Having a continuous internet community would also provide a kind of depth and substance that "American Idol" does not currently have. More well known contestants means clearer favorites and underdogs, which sets up the kind of David-and-Goliath showdowns that audiences love. The show could employ a ranking system based on internet response, with higher ranking contestants receiving perks the others don't; the show could then function as a round-robin tournament, with the contestants battling for points during the first half of the season. The cumulative point totals would then be used to re-seed the group before the elimination rounds, which means the favorites and underdogs could potentially reset halfway through the show. There would be more opportunities to fall from grace, more opportunities for redemption, and all in all, more opportunities for drama.

Image © Fox Broadcasting

We know what people are thinking, though: Wouldn't the contestants' internet fan base just vote for their favorites, making the whole ranking and tournament format completely ludicrous? Possibly, which is why the judges would have to be given more power to decide who should win and who should go home. We're not saying the audience should be completely taken out of the equation, but the impartial opinions of industry professionals should be valued more than the obsessive texting of hormone-crazed tweens/teens/whatever they're called.
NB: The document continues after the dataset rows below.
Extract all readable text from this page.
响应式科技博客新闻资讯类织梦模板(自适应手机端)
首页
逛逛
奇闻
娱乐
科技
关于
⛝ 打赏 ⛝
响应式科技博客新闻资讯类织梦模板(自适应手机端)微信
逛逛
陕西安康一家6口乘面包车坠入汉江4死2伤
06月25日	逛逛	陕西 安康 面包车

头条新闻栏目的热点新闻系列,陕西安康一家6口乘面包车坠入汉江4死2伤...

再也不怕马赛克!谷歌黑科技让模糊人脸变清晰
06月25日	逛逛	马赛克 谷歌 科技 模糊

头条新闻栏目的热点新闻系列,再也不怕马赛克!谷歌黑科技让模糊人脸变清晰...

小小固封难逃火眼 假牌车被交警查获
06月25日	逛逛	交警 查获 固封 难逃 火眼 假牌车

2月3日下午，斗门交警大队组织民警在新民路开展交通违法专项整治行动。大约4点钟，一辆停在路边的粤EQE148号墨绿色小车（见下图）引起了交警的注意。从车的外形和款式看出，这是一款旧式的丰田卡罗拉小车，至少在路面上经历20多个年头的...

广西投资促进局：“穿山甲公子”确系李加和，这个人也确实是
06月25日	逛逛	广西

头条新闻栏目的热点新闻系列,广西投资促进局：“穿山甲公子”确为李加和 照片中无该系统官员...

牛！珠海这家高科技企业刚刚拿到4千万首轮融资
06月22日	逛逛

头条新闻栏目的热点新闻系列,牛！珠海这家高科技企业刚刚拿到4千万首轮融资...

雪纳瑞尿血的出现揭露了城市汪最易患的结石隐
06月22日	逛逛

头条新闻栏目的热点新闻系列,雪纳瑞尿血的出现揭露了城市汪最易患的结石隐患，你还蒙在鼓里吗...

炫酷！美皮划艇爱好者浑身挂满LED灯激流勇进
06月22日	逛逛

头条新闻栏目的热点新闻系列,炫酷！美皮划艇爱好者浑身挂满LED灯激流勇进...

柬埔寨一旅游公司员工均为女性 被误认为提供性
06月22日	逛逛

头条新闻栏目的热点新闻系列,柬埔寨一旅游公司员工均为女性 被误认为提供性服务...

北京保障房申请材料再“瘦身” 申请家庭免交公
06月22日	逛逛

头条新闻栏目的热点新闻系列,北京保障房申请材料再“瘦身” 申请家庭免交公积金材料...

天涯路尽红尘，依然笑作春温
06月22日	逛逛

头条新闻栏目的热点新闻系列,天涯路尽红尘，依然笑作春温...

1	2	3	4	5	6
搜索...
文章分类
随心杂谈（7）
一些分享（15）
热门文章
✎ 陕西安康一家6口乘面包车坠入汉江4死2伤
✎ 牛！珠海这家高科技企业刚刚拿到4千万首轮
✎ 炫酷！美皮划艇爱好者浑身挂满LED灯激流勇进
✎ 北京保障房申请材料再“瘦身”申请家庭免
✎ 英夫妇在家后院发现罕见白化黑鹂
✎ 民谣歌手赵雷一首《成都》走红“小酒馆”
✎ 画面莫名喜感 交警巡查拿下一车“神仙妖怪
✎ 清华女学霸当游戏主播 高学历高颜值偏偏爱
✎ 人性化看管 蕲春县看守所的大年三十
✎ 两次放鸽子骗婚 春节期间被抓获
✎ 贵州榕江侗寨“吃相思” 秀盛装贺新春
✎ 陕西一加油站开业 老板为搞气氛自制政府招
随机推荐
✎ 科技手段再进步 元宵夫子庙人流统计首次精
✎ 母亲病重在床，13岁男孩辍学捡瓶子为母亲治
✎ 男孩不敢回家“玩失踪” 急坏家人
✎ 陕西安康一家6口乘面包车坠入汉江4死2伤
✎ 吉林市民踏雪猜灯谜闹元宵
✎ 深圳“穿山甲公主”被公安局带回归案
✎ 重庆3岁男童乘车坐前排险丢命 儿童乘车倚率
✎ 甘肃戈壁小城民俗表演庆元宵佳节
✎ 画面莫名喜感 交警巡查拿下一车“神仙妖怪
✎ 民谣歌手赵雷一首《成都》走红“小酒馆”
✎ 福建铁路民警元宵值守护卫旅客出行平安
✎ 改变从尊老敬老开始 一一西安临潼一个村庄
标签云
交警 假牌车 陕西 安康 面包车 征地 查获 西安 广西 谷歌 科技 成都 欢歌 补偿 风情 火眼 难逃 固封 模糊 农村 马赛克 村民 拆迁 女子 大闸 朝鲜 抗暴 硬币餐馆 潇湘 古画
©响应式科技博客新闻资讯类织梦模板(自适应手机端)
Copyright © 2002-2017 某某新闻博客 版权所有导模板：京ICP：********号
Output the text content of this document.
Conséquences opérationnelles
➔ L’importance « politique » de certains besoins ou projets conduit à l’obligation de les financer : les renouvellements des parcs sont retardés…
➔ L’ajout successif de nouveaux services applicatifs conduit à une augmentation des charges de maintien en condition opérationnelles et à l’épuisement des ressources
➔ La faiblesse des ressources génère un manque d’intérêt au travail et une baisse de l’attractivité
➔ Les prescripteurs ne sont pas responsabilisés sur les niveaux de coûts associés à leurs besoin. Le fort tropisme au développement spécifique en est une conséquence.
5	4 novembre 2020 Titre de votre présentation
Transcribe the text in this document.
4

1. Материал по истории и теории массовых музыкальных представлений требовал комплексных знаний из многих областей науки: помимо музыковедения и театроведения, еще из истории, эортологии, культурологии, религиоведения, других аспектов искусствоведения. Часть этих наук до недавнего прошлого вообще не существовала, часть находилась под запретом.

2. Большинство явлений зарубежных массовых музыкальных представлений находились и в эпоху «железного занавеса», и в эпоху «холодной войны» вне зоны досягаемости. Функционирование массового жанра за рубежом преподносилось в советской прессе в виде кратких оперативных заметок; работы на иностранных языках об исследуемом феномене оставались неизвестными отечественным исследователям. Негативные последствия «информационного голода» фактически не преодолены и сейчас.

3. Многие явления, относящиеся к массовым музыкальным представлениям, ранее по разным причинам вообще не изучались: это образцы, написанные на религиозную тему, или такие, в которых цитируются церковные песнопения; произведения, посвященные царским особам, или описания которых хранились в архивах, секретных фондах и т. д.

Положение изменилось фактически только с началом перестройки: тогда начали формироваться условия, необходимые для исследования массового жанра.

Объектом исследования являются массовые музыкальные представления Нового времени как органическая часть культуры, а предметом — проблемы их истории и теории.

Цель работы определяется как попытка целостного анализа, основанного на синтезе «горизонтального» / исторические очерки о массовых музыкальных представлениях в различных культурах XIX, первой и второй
Besides, the audience will have its voice heard online, since website response will determine the rankings to start off the show. If a contestant gets an initial high seed, along with the perks that come with it, and still can't manage to impress the judges enough, maybe he or she simply doesn't have what it takes.

"American Idol" is more than a television show, it is an institution, but at one time, so was "Survivor," and "Who Wants To Be A Millionaire?" These shows failed to reinvent themselves, or tried to do so feebly and without imagination. The audience grew bored and moved on to other things, and the shows fizzled out with little fanfare or recognition. It's beginning to happen to "American Idol", and the producers need to realize the problem can't be solved by simply replacing a judge. The show needs to evolve and make itself as innovative as it seemed back in 2002, or risk joining the long list of reality shows that showed promise before limping into irrelevance.